Religion und Glaube in Bayern Engelwerk

Engel liegen im Trend. Viele Menschen glauben an die himmlischen Helfer oder sammeln Engel-Figuren. So niedlich wie in mancher Puttensammlung ging es zumindest in der Vergangenheit beim äußerst umstrittenen "Engelwerk" nicht zu.

Von: Friederike Weede

Stand: 12.07.2016

Religion und Glaube in Bayern - Engel | Bild: colourbox.com

1984 fährt ein Mädchen aus München mit einer Gruppe aus der katholischen Nachbargemeinde zu Exerzitientagen nach Altötting. Die Tochter von Marianne P. war damals 18 Jahre alt. Der Pfarrer hatte das Mädchen eingeladen. Drei Tage später, zurück vom Exerzitienwochenende, war die Tochter wie ausgewechselt, erinnert sich Marianne P.

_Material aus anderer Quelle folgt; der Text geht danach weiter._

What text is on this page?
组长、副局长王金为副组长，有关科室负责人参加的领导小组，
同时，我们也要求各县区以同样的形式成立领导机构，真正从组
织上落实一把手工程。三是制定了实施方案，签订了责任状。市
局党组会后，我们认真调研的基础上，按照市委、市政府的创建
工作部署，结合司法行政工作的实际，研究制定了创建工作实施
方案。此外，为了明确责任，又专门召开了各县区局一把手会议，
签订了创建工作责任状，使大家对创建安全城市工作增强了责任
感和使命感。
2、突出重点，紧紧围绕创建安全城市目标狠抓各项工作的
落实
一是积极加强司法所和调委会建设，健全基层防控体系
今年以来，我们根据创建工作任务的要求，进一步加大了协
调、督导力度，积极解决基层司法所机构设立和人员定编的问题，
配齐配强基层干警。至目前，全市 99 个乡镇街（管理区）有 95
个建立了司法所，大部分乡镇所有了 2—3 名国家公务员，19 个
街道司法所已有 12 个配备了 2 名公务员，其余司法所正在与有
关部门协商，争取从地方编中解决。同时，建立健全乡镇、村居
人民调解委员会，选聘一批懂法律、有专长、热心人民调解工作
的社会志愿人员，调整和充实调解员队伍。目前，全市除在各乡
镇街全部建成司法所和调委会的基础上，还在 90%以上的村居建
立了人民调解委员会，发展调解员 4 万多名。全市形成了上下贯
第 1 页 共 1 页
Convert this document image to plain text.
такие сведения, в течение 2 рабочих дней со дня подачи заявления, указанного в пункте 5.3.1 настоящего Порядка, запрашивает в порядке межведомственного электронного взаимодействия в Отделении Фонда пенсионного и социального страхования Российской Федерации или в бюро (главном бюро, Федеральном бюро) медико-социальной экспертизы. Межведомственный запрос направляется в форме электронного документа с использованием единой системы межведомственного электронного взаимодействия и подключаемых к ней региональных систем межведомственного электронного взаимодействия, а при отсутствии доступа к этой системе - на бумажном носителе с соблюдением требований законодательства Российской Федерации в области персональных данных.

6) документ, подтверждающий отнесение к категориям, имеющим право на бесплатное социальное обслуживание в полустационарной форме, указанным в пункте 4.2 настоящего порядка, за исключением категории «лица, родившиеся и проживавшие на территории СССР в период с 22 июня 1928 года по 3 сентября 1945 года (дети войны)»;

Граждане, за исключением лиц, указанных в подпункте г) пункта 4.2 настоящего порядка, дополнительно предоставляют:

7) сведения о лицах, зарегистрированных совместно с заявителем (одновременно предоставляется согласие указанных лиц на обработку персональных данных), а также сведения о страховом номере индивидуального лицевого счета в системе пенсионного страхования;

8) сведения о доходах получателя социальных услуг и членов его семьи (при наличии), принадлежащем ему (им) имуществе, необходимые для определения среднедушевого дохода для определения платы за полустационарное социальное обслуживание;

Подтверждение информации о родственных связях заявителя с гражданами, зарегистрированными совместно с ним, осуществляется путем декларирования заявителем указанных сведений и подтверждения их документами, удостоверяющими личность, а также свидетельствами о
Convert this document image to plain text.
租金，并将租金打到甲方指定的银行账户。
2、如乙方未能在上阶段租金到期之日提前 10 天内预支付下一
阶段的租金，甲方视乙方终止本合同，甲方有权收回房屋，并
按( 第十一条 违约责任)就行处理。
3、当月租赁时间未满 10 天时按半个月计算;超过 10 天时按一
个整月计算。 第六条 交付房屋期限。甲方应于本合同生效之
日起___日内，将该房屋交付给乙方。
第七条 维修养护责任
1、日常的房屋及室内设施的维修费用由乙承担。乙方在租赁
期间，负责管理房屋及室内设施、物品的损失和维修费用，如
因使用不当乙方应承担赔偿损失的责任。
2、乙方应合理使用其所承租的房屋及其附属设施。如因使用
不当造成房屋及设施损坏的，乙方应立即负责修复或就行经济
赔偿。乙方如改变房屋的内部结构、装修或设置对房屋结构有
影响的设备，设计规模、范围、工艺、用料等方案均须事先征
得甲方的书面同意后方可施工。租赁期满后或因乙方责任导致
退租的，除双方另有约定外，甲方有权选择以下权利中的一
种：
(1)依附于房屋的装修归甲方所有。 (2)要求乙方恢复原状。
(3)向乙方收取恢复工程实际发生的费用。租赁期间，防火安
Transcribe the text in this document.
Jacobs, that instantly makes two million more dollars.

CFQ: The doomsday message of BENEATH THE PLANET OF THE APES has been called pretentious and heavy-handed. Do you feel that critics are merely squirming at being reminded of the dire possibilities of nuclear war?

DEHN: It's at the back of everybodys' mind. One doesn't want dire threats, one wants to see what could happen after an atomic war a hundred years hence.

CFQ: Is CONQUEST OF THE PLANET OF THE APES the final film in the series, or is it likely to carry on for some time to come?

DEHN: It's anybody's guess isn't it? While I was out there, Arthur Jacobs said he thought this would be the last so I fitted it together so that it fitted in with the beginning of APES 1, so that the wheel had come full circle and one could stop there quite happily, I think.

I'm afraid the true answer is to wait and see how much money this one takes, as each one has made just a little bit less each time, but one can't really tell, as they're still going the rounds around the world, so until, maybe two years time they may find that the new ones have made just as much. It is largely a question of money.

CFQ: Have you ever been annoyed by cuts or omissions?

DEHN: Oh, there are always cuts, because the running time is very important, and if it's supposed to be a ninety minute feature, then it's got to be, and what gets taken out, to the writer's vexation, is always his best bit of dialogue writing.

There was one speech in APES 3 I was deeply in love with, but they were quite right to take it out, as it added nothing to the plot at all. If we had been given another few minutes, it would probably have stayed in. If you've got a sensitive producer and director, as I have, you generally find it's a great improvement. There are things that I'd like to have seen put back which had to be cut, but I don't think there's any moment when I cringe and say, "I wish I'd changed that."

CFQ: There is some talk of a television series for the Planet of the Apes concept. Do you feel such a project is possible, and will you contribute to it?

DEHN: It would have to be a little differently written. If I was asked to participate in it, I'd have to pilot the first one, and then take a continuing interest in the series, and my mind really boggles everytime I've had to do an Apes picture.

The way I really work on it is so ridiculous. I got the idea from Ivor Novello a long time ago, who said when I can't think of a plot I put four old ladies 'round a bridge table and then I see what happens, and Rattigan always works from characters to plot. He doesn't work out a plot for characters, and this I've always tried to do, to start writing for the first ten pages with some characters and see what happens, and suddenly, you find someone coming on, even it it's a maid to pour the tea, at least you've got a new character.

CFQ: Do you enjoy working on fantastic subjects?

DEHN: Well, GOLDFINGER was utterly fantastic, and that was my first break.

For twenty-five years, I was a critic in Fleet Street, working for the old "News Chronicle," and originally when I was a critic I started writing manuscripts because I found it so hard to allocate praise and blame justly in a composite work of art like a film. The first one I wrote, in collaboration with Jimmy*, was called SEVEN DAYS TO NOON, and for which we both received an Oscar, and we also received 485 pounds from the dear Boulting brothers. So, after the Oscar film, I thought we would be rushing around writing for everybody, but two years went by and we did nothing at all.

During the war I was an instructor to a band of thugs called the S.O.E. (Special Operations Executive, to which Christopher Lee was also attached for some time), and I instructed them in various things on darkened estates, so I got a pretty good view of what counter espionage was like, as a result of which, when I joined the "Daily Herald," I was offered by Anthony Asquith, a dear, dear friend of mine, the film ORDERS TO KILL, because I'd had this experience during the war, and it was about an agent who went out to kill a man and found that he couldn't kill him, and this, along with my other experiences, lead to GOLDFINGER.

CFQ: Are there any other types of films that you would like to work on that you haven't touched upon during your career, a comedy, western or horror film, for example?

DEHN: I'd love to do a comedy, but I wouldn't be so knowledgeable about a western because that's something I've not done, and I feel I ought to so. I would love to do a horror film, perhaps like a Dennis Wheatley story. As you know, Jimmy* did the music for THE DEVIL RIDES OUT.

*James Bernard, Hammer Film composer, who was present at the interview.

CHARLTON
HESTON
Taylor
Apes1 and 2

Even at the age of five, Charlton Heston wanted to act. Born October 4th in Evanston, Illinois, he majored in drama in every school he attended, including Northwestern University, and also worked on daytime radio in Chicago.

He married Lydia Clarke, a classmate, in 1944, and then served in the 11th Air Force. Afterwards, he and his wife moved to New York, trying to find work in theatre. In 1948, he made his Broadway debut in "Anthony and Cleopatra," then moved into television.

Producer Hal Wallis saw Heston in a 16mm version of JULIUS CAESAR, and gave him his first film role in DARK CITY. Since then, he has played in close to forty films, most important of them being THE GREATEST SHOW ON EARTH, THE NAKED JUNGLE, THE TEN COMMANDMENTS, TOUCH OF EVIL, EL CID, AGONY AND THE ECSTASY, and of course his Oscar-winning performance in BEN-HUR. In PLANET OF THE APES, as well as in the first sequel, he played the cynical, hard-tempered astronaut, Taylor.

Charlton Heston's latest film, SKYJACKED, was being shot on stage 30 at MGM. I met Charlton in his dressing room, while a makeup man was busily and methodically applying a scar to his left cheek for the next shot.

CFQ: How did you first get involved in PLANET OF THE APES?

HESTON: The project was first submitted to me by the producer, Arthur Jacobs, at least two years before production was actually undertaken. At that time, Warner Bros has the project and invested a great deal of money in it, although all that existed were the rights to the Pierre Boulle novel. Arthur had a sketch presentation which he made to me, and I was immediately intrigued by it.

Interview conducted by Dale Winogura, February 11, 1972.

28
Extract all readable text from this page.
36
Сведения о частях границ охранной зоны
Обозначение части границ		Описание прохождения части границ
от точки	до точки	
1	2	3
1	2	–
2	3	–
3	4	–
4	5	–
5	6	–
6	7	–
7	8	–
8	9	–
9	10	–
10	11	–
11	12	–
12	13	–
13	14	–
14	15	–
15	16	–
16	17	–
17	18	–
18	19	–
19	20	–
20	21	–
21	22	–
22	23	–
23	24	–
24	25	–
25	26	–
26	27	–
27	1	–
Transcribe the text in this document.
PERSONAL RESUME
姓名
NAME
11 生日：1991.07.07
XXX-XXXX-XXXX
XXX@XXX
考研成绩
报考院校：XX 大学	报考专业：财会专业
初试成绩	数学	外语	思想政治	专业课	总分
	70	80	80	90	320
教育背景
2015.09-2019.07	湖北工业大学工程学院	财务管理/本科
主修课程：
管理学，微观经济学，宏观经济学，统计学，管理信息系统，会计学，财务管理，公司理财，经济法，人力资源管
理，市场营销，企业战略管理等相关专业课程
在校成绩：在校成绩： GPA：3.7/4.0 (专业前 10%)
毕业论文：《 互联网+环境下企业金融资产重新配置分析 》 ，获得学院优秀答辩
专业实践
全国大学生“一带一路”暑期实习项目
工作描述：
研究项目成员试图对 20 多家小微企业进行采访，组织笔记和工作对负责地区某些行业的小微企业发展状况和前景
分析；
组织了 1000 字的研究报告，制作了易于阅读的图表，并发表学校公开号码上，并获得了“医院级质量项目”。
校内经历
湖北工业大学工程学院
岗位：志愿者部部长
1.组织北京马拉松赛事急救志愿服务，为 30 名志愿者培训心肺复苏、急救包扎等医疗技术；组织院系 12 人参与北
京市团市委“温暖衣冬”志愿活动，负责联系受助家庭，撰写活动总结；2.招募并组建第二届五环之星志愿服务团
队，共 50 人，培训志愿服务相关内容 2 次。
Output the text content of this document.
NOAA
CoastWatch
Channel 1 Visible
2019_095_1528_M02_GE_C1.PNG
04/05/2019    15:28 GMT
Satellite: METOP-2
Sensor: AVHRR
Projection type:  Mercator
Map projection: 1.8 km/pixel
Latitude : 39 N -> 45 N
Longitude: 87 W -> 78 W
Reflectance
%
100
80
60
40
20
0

"Sie sprach nur noch vom Teufel, von Strafe Gottes und von ewiger Verdammnis. Sie hatte Angst. Sie hat sich nur noch in ihrem Zimmer eingesperrt und gebetet und meditiert. Sie war für uns fast nicht mehr zu sprechen. Sie hat sich abgekapselt und sie hat uns nur noch als vom Teufel Besessene bezeichnet, weil wir da nicht mitmachen wollten."

Marianne P.

Engelwerk: Klagen über Psychotricks

Anderen Familien ging es ähnlich. Sie klagten über Psychotricks, Angstmache und die Engel- und Dämonenlehre des Engelwerks. 1988 verbot der damalige Erzbischof von München und Freising, Friedrich Kardinal Wetter alle Aktivitäten der Gruppierung, andere Bischöfe folgten. Die Glaubenskongregation in Rom untersuchte den Fall, damals unter Leitung von Joseph Kardinal Ratzinger.

Das Kloster auf der Burg St. Petersberg in Tirol: Das Engelwerk ist dem Kreuzorden angegliedert

Ihre Engel- und Dämonentheologie begründeten die Engelwerksmitglieder mit angeblichen Privatoffenbarungen ihrer Gründerin, der Österreicherin Gabriele Bitterlich, die behauptete, Visionen zu haben. Bitterlichs Eingebungen prägen auch das Handbuch des Engelwerks aus dem Jahr 1961, in dem es beispielsweise heißt, graue und schwarze Katzen sowie schwarze Hühner seien besonders empfänglich für "dämonische Strahlung". Außerdem warnt das Handbuch vor bestimmten Menschen, die unter dämonischem Einfluss stehen.

Die Glaubenskongregation in Rom entschied schließlich, die Engellehre des Werks und daraus abgeleitete Praktiken seien nicht mit Kirche und Bibel vereinbar - das Engelwerk eine christliche Sekte.

Seit 2008 gehört das Engelwerk wieder zur katholischen Kirche

Von einer Sekte spricht der Weltanschauungsbeauftragte der Erzdiözese München und Freising Axel Seegers heute lieber nicht. Denn 2008 wurde die umstrittene Vereinigung wieder ganz offiziell in die katholische Kirche aufgenommen - still und leise, unter dem Papst, der als Leiter der Glaubenskongregation das Engelwerk einst ausgeschlossen hatte. Bekannt wurde die Wiederanerkennung des Engelwerks erst viel später auf Umwegen, unter anderem aus einem internen Mitgliederschreiben des Engelwerks. Viele geschädigte Familien sind empört über diese Informationspolitik.

Sitz des Kreuzordens, dem das Engelwerk angegliedert ist, ist das Kloster St. Petersberg in Silz in Tirol. Und auch in Bayern hat die Organisation eine „Niederlassung“: das Kloster vom Heiligen Kreuz in Schondorf am Ammersee.

Zusammengefasst:

Das Engelwerk ist eine umstrittene Gruppierung innerhalb der katholischen Kirche, die wegen ihrer fragwürdigen Riten und ihrer Engel-Theologie von 1992 bis 2008 von Rom getrennt war.

Zahlen und Fakten
Das Engelwerk besteht aus verschiedenen Untergruppen, zum Beispiel der Schutzengelbruderschaft, dem Helferwerk oder der Kreuzbruderschaft. Genaue Anhängerzahlen sind nicht bekannt. Seit 2008 gehört das Engelwerk als öffentlicher Verein wieder offiziell zur katholischen Kirche und ist dem Orden der Regularkanoniker vom Heiligen Kreuz angeschlossen. In Bayern hat die Organisation eine "Niederlassung" im Kloster vom Heiligen Kreuz in Schondorf am Ammersee. In Altötting, Plankstetten oder Schondorf veranstaltet das Engelwerk heute wieder ganz offiziell Exerzitientage, Jugendfreizeiten und Kinderzeltlager.

Glaube und Ziele
Im Zentrum steht die "Verehrung der heiligen Engel" und die sogenannte Weihe der heiligen Engel, bei der sich die Mitglieder des Werks den himmlischen Wesen anvertrauen.

(Die Positionen, Aufgaben und die Zugehörigkeit zu einer Religion oder Weltanschauungs-gemeinschaft, der im Artikel genannten Personen, beziehen sich auf das Jahr 2012 und können sich mittlerweile geändert haben.)